Giovanna Mozzillo, con il suo romanzo “Nient’altro che la vita”, per Franco Di Mauro Editore, ci offre una duplice narrazione: da un lato, un intenso romanzo di formazione e, dall’altro, un affresco vivido della Napoli degli anni Sessanta. Questa combinazione rende l’opera un viaggio emozionante e riflessivo, che ci invita a esplorare le profondità dell’animo umano e le complessità sociali di una città intramontabile.

Raccontato interamente con gli occhi di chi l’ha vissuto, il romanzo descrive i movimenti del ’68 e le sue idee rivoluzionarie, idee che influenzarono non poco la vita politica di quel tempo, e che incisero nello sviluppo personale di tanti giovani come lei.

Un contesto del quale, tuttavia, ancora oggi la protagonista ne percepisce, come allora, le contraddizioni e le ambiguità, non nascondendo una visione critica dell’intero periodo storico.

Un continuo confronto tra sogni idealizzati e realtà, una realtà che non riuscendo a corrispondere alle aspettative, finisce con il creare solo grande insoddisfazione.

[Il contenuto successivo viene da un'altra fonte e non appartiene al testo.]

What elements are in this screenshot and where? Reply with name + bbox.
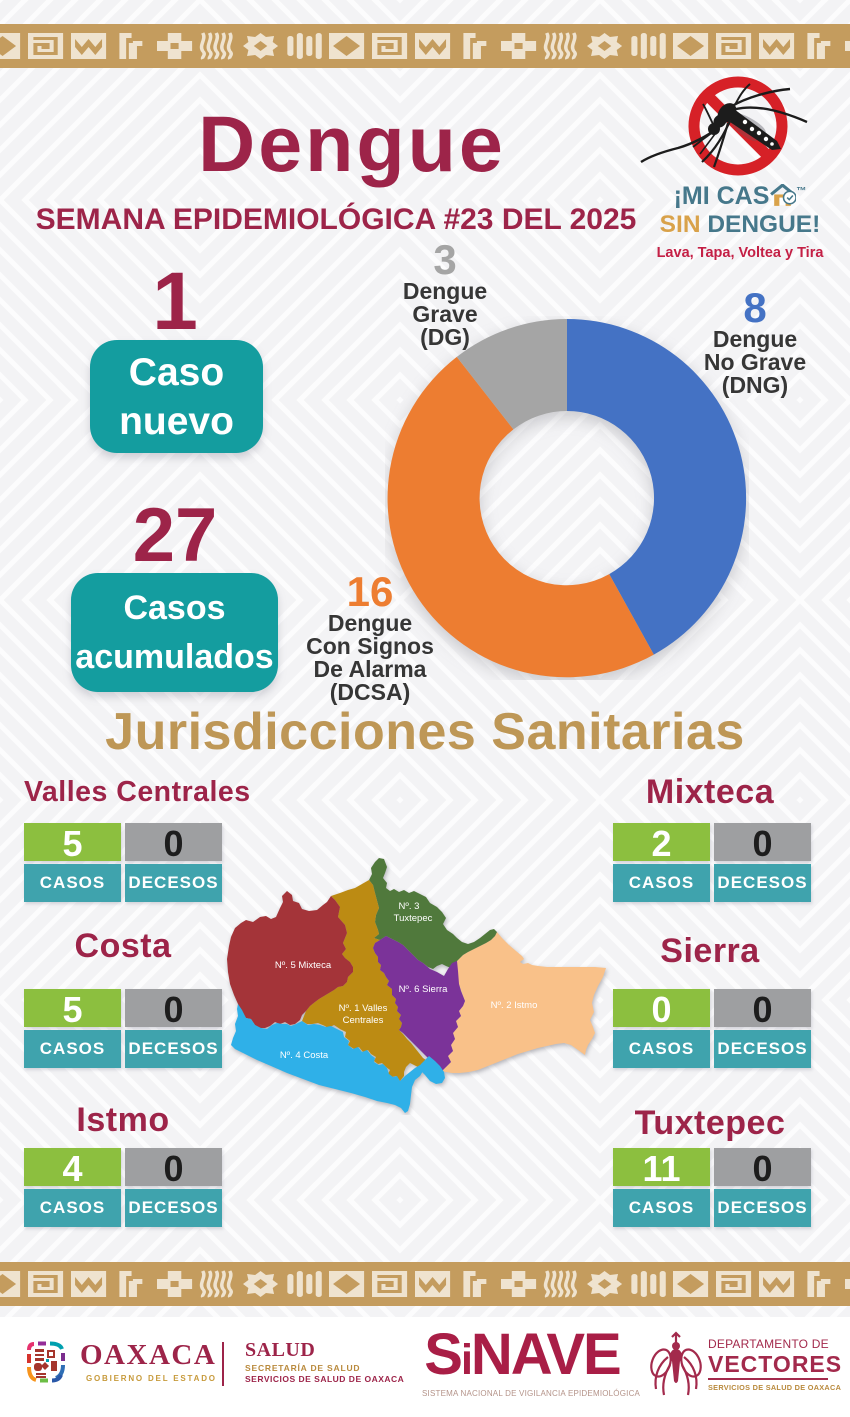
svg-text:Nº. 2 Istmo: Nº. 2 Istmo <box>491 1000 538 1011</box>
svg-text:Nº. 6 Sierra: Nº. 6 Sierra <box>399 984 449 995</box>
svg-text:Nº. 1 Valles: Nº. 1 Valles <box>339 1003 388 1014</box>
svg-text:Tuxtepec: Tuxtepec <box>394 913 433 924</box>
svg-text:Nº. 5 Mixteca: Nº. 5 Mixteca <box>275 960 332 971</box>
svg-text:Nº. 3: Nº. 3 <box>399 901 420 912</box>
svg-text:Centrales: Centrales <box>343 1015 384 1026</box>
svg-text:Nº. 4 Costa: Nº. 4 Costa <box>280 1050 329 1061</box>
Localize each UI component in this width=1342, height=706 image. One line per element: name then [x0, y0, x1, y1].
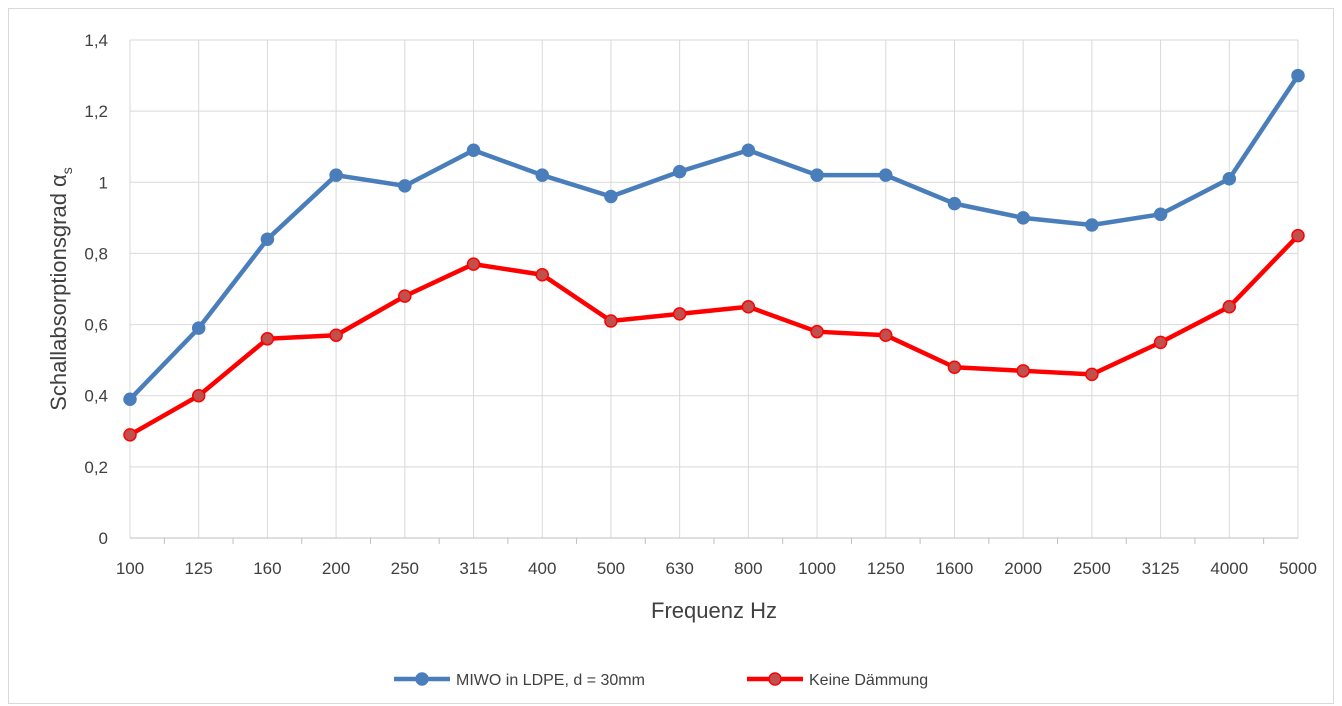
- legend-label: MIWO in LDPE, d = 30mm: [456, 672, 645, 689]
- data-point: [810, 168, 824, 182]
- data-point: [1085, 218, 1099, 232]
- data-point: [1291, 228, 1305, 243]
- data-point: [398, 179, 412, 193]
- data-point: [1085, 367, 1099, 382]
- x-tick-label: 800: [734, 559, 762, 578]
- y-tick-label: 1: [99, 173, 108, 192]
- data-point: [466, 257, 481, 271]
- x-tick-label: 3125: [1142, 559, 1180, 578]
- data-point: [1222, 171, 1237, 186]
- series-line: [128, 74, 1300, 401]
- chart-area: [8, 8, 1334, 704]
- y-axis-title-main: Schallabsorptionsgrad α: [46, 174, 71, 411]
- grid: [129, 39, 1299, 544]
- series-line: [128, 234, 1300, 437]
- series: [123, 68, 1305, 442]
- x-tick-label: 1000: [798, 559, 836, 578]
- y-axis-title-subscript: s: [59, 167, 75, 174]
- data-point: [535, 168, 549, 182]
- y-axis-title: Schallabsorptionsgrad αs: [46, 167, 75, 411]
- y-tick-label: 0,6: [84, 316, 108, 335]
- y-tick-labels: 0 0,2 0,4 0,6 0,8 1 1,2 1,4: [84, 31, 108, 548]
- x-tick-label: 4000: [1210, 559, 1248, 578]
- x-tick-label: 630: [665, 559, 693, 578]
- data-point: [260, 232, 275, 246]
- series-2: [123, 228, 1305, 442]
- data-point: [191, 321, 206, 335]
- data-point: [260, 332, 275, 346]
- data-point: [741, 300, 756, 314]
- legend-marker: [415, 672, 429, 686]
- legend-marker: [768, 672, 782, 686]
- legend-item-1: MIWO in LDPE, d = 30mm: [394, 672, 645, 689]
- data-point: [1222, 300, 1237, 314]
- legend: MIWO in LDPE, d = 30mm Keine Dämmung: [394, 672, 928, 689]
- data-point: [1153, 335, 1168, 350]
- data-point: [1016, 364, 1030, 378]
- data-point: [741, 143, 756, 158]
- x-tick-label: 125: [185, 559, 213, 578]
- x-tick-label: 315: [459, 559, 487, 578]
- x-axis-title: Frequenz Hz: [651, 598, 777, 623]
- x-tick-label: 1250: [867, 559, 905, 578]
- data-point: [947, 196, 962, 211]
- y-tick-label: 1,4: [84, 31, 108, 50]
- y-tick-label: 0,2: [84, 458, 108, 477]
- x-tick-label: 1600: [936, 559, 974, 578]
- data-point: [1016, 211, 1030, 225]
- x-tick-label: 2000: [1004, 559, 1042, 578]
- data-point: [1153, 207, 1168, 222]
- data-point: [398, 289, 412, 303]
- y-tick-label: 0: [99, 529, 108, 548]
- data-point: [329, 328, 343, 342]
- x-tick-label: 200: [322, 559, 350, 578]
- data-point: [123, 428, 137, 442]
- x-tick-label: 100: [116, 559, 144, 578]
- x-tick-label: 2500: [1073, 559, 1111, 578]
- data-point: [1291, 68, 1305, 83]
- legend-item-2: Keine Dämmung: [747, 672, 928, 689]
- data-point: [191, 388, 206, 403]
- data-point: [672, 164, 687, 179]
- data-point: [810, 324, 824, 339]
- data-point: [535, 268, 549, 282]
- data-point: [466, 143, 481, 158]
- x-tick-label: 5000: [1279, 559, 1317, 578]
- x-tick-labels: 100 125 160 200 250 315 400 500 630 800 1000 1250 16…: [116, 559, 1317, 578]
- data-point: [947, 360, 962, 375]
- y-tick-label: 0,4: [84, 387, 108, 406]
- y-tick-label: 1,2: [84, 102, 108, 121]
- x-tick-label: 250: [391, 559, 419, 578]
- data-point: [329, 168, 343, 182]
- x-tick-label: 160: [253, 559, 281, 578]
- legend-label: Keine Dämmung: [809, 672, 928, 689]
- y-tick-label: 0,8: [84, 244, 108, 263]
- data-point: [123, 392, 137, 407]
- data-point: [604, 314, 618, 328]
- x-tick-label: 400: [528, 559, 556, 578]
- data-point: [879, 328, 893, 342]
- data-point: [879, 168, 893, 182]
- data-point: [604, 189, 618, 204]
- x-tick-label: 500: [597, 559, 625, 578]
- series-1: [123, 68, 1305, 407]
- data-point: [672, 307, 687, 321]
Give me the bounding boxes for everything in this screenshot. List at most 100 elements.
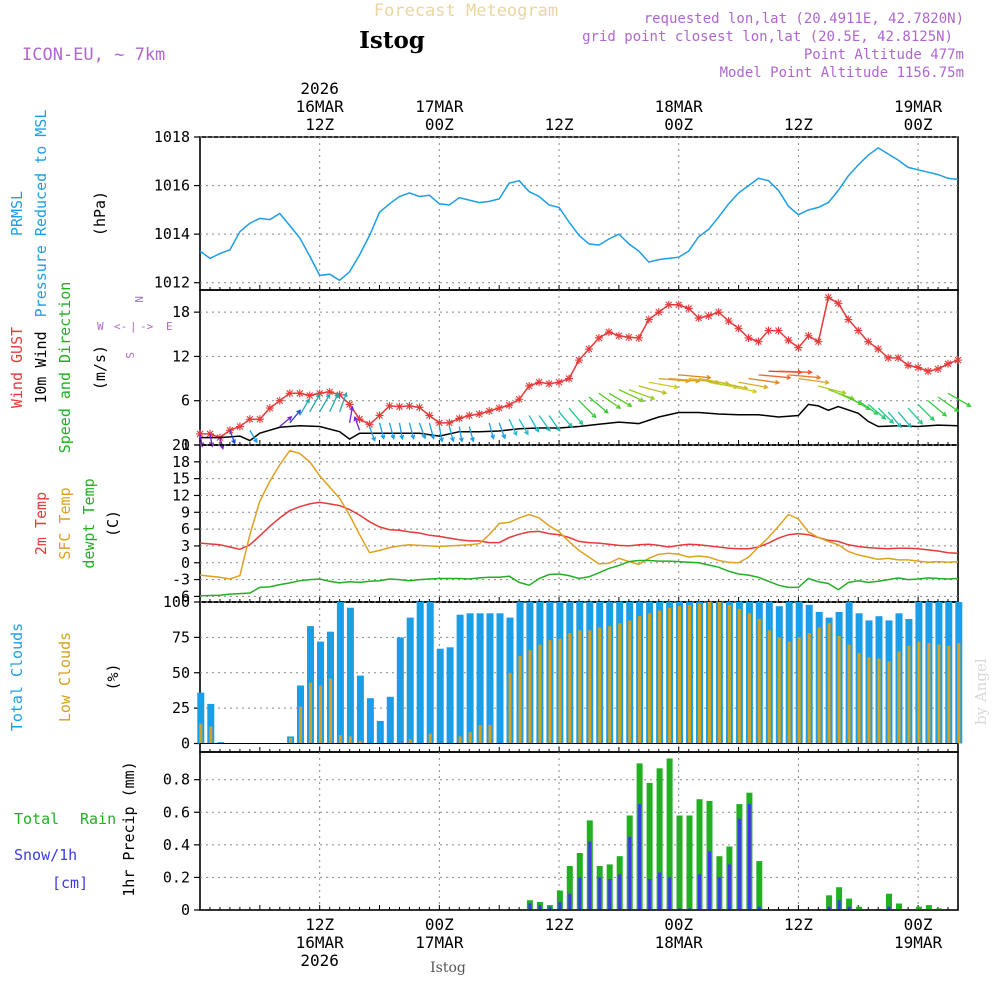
wind-arrow-head [501,434,507,440]
gust-marker [285,389,294,398]
wind-arrow [279,416,292,428]
bar-secondary [508,672,512,744]
wind-arrow [867,403,886,420]
bar-secondary [957,643,961,744]
panel-axis-label: Total Clouds [8,623,26,731]
y-tick-label: 0 [181,735,190,753]
y-tick-label: 50 [172,664,190,682]
wind-arrow-head [380,434,386,440]
bar-primary [197,692,205,744]
panel-axis-label: (hPa) [91,191,109,236]
panel-axis-label: (m/s) [91,345,109,390]
bar-secondary [588,630,592,744]
wind-arrow-head [662,390,668,395]
bar-secondary [698,603,701,744]
y-tick-label: -3 [172,571,190,589]
wind-arrow [917,403,935,421]
y-tick-label: 1014 [154,225,190,243]
wind-arrow [568,407,583,425]
gust-marker [255,415,264,424]
compass-east: E [166,320,173,333]
bar-primary [856,906,863,910]
wind-arrow [229,430,236,444]
compass-south: S [123,352,136,359]
panel-axis-label: Wind GUST [8,327,26,408]
wind-arrow [598,392,621,409]
wind-arrow [937,396,959,412]
bar-primary [686,815,693,910]
wind-arrow [618,389,644,402]
gust-marker [624,333,633,342]
y-tick-label: 1016 [154,177,190,195]
bar-secondary [458,736,462,744]
gust-marker [754,337,763,346]
bar-secondary [608,626,612,744]
wind-arrow [668,377,700,382]
wind-arrow [578,400,596,418]
bar-primary [896,903,902,910]
y-tick-label: -6 [172,587,190,605]
gust-marker [784,336,793,345]
bar-secondary [907,645,911,744]
gust-marker [375,411,384,420]
gust-marker [674,300,683,309]
wind-arrow-head [752,388,758,394]
wind-arrow [368,426,376,441]
wind-arrow [907,407,923,425]
gust-marker [934,364,943,373]
gust-marker [235,422,244,431]
bar-secondary [628,620,632,744]
gust-marker [265,404,274,413]
compass-east-arrow: -> [140,320,154,333]
footer-station: Istog [430,960,466,976]
bar-primary [217,742,225,744]
bar-secondary [717,602,721,744]
gust-marker [914,363,923,372]
bar-secondary [199,723,203,744]
wind-arrow-head [824,379,831,385]
x-axis-label: 18MAR [655,97,704,116]
wind-arrow-head [941,411,948,417]
bar-secondary [568,633,572,744]
gust-marker [555,378,564,387]
wind-panel: 0 6 12 18 [172,289,972,454]
gust-marker [594,333,603,342]
bar-primary [476,613,484,744]
wind-arrow-head [534,427,540,433]
x-axis-label: 00Z [425,115,454,134]
bar-secondary [887,661,891,744]
bar-primary [836,887,843,910]
gust-marker [495,404,504,413]
wind-arrow [438,426,443,442]
bar-secondary [658,872,662,910]
x-axis-label: 00Z [664,915,693,934]
bar-secondary [558,638,562,744]
wind-arrow [329,393,339,413]
y-tick-label: 0.6 [163,803,190,821]
gust-marker [335,390,344,399]
bar-secondary [827,623,831,744]
wind-arrow [458,426,463,442]
model-name: ICON-EU, ~ 7km [22,45,165,65]
y-tick-label: 0.4 [163,836,190,854]
wind-arrow-head [490,434,496,440]
wind-arrow-head [219,444,225,450]
x-axis-label: 12Z [784,915,813,934]
gust-marker [814,337,823,346]
x-axis-label: 17MAR [415,97,464,116]
y-tick-label: 12 [172,486,190,504]
gust-marker [714,308,723,317]
x-axis-label: 12Z [545,915,574,934]
gust-marker [345,400,354,409]
y-tick-label: 0 [181,554,190,572]
bar-primary [886,893,892,910]
wind-arrow [718,381,748,390]
wind-arrow [658,377,690,382]
series-line [199,559,959,597]
bar-primary [826,895,833,910]
bar-secondary [698,874,701,910]
wind-arrow-head [578,420,584,426]
wind-arrow-head [287,416,293,421]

Una delusione provocata dalla perenne distanza tra il mondo sognato e quello effettivamente vissuto. Una delusione che diviene sconfitta quando l’esperienza dolorosa di un aborto, mai realmente accettato, le segna profondamente la vita. L’autrice ripercorre la sua storia personale sullo sfondo della storia collettiva del paese e della sua città. Descrive il periodo dell’innamoramento, e del suo incondizionato sì a quel ragazzo che sembrava le avesse aperto le porte di una nuova vita, in una società, sì completamente da ricostruire, ma realizzabile. Un progetto ambizioso, ritenuto erroneamente possibile solo perché condiviso. Sarà proprio questo giovane, simbolo delle speranze e delle aspirazioni del ’68, a introdurre la protagonista alle idee e ai movimenti che caratterizzarono quel periodo storico. Un catalizzatore non soltanto per la sua evoluzione, ma anche per la comprensione di quel mondo circostante, a lei così ostile.  

Tuttavia, nonostante le disillusioni e le inevitabili sfide della crescita, la protagonista intraprende un viaggio interiore che la porta a riconoscere la preziosità della vita stessa.

In parallelo il racconto di una città, Napoli. Quasi un personaggio, che accompagna la protagonista nel suo percorso di formazione.

Da un lato, la borghesia napoletana da sempre arroccata ai suoi interessi personali e poco disponibile al cambiamento, dall’altra il popolo oramai quasi, se non del tutto, assuefatto alla sua precaria condizione sociale. L’autrice, attraverso ambienti e personaggi legati alle classi privilegiate, ne analizza comportamenti e contraddizioni, indagando sulle motivazioni che indussero gran parte degli studenti a contrapporsi a quell’intero mondo, così lontano da loro modo di pensare.

Ma il ’68 napoletano rappresenta, come per altri contesti storici, un caso a sé. Non per disallineamento dal resto della nazione, ma perché il popolo partenopeo ha sempre risposto in maniera diversa agli appelli della storia.

Non a caso l’autrice ne racconta l’estrosità, la saggezza contagiosa, ma anche il dolore, l’umiliazione, la vulnerabilità.

Personaggi e storie comuni che portano con sé una profonda umanità e una capacità di adattamento e sopravvivenza di fronte alle difficoltà, decisamente uniche.

Se siete alla ricerca di un romanzo che sappia coniugare la storia personale con quella collettiva, che vi faccia riflettere sulle grandi utopie e sulle piccole, ma fondamentali, realtà della vita quotidiana, “Nient’altro che la vita” è la lettura che fa per voi. Un libro che ci ricorda che, nonostante tutto, la vita va celebrata e vissuta appieno.